But more surprisingly, the second largest city in the U.S. is home to the La Brea Tar Pits, the site of the largest collection of late Pleistocene asphaltic fossils in the world.
Located right in the middle of downtown L.A., among the freeways and skyscrapers, the La Brea Tar Pits is an active paleontological research site formed around a group of tar pits, where natural asphalt has been seeping up through the ground for tens of thousands of years. Over millennia, Ice Age animals became trapped in the sticky asphalt, which then preserved their bones as fossils.
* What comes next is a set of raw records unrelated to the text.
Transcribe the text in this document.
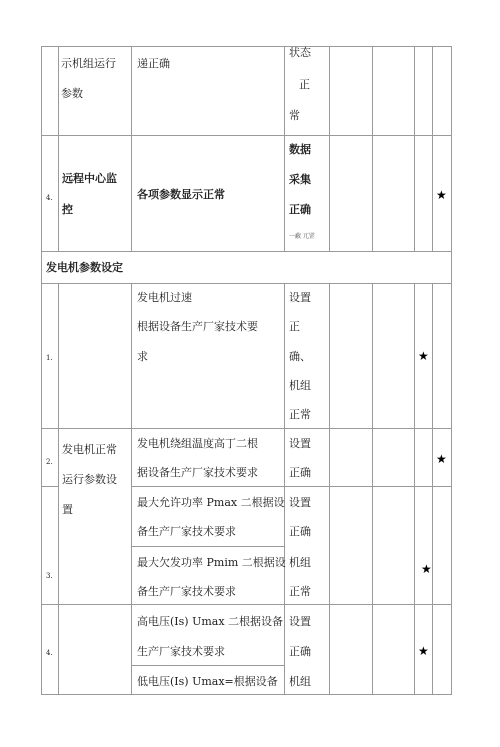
示机组运行
参数
递正确
状态
正
常
4.
远程中心监
控
各项参数显示正常
数据
采集
正确
一蔽 兀罡
★
发电机参数设定
1.
发电机过速
根据设备生产厂家技术要
求
设置
正
确、
机组
正常
★
发电机正常
运行参数设
置
2.
发电机绕组温度高丁二根
据设备生产厂家技术要求
设置
正确
★
3.
最大允许功率 Pmax 二根据设
备生产厂家技术要求
最大欠发功率 Pmim 二根据设
备生产厂家技术要求
设置
正确
机组
正常
★
4.
高电压(Is) Umax 二根据设备
生产厂家技术要求
低电压(Is) Umax=根据设备
设置
正确
机组
★
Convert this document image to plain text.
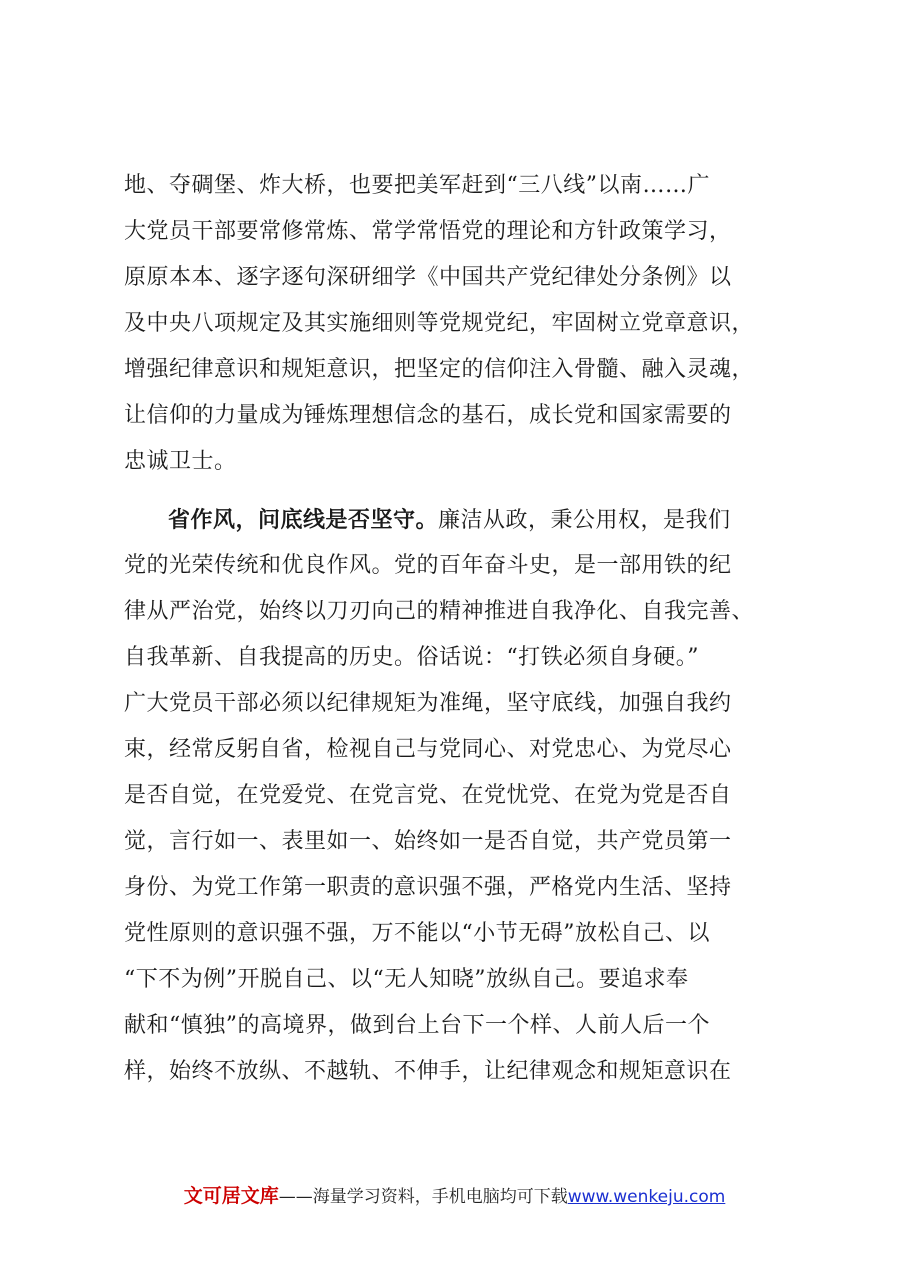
地、夺碉堡、炸大桥，也要把美军赶到“三八线”以南……广
大党员干部要常修常炼、常学常悟党的理论和方针政策学习，
原原本本、逐字逐句深研细学《中国共产党纪律处分条例》以
及中央八项规定及其实施细则等党规党纪，牢固树立党章意识，
增强纪律意识和规矩意识，把坚定的信仰注入骨髓、融入灵魂，
让信仰的力量成为锤炼理想信念的基石，成长党和国家需要的
忠诚卫士。
省作风，问底线是否坚守。廉洁从政，秉公用权，是我们
党的光荣传统和优良作风。党的百年奋斗史，是一部用铁的纪
律从严治党，始终以刀刃向己的精神推进自我净化、自我完善、
自我革新、自我提高的历史。俗话说：“打铁必须自身硬。”
广大党员干部必须以纪律规矩为准绳，坚守底线，加强自我约
束，经常反躬自省，检视自己与党同心、对党忠心、为党尽心
是否自觉，在党爱党、在党言党、在党忧党、在党为党是否自
觉，言行如一、表里如一、始终如一是否自觉，共产党员第一
身份、为党工作第一职责的意识强不强，严格党内生活、坚持
党性原则的意识强不强，万不能以“小节无碍”放松自己、以
“下不为例”开脱自己、以“无人知晓”放纵自己。要追求奉
献和“慎独”的高境界，做到台上台下一个样、人前人后一个
样，始终不放纵、不越轨、不伸手，让纪律观念和规矩意识在
文可居文库——海量学习资料，手机电脑均可下载www.wenkeju.com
The Tar Pits were first observed by European explorers in 1769, but were known to the Native peoples of Southern California for generations. The presence of fossils in the bubbling asphalt was not discovered until 1901 by a Union Oil geologist. When the significance of the pits was realized after years of fruitful excavation of fossils, the property's owner, George Allan Hancock, donated the land to the County of Los Angeles so it could be preserved. Excavation of the pits continued on and off through the early 20th century, and in 1977, the George C. Page Museum, which housed many of the pit fossils, was opened to the public. To date, millions of fossils are on display at the museum, which is now called the Page Museum and Tar Pits. Visitors can watch paleontologists work in the lab and get an up-close look at the research being performed.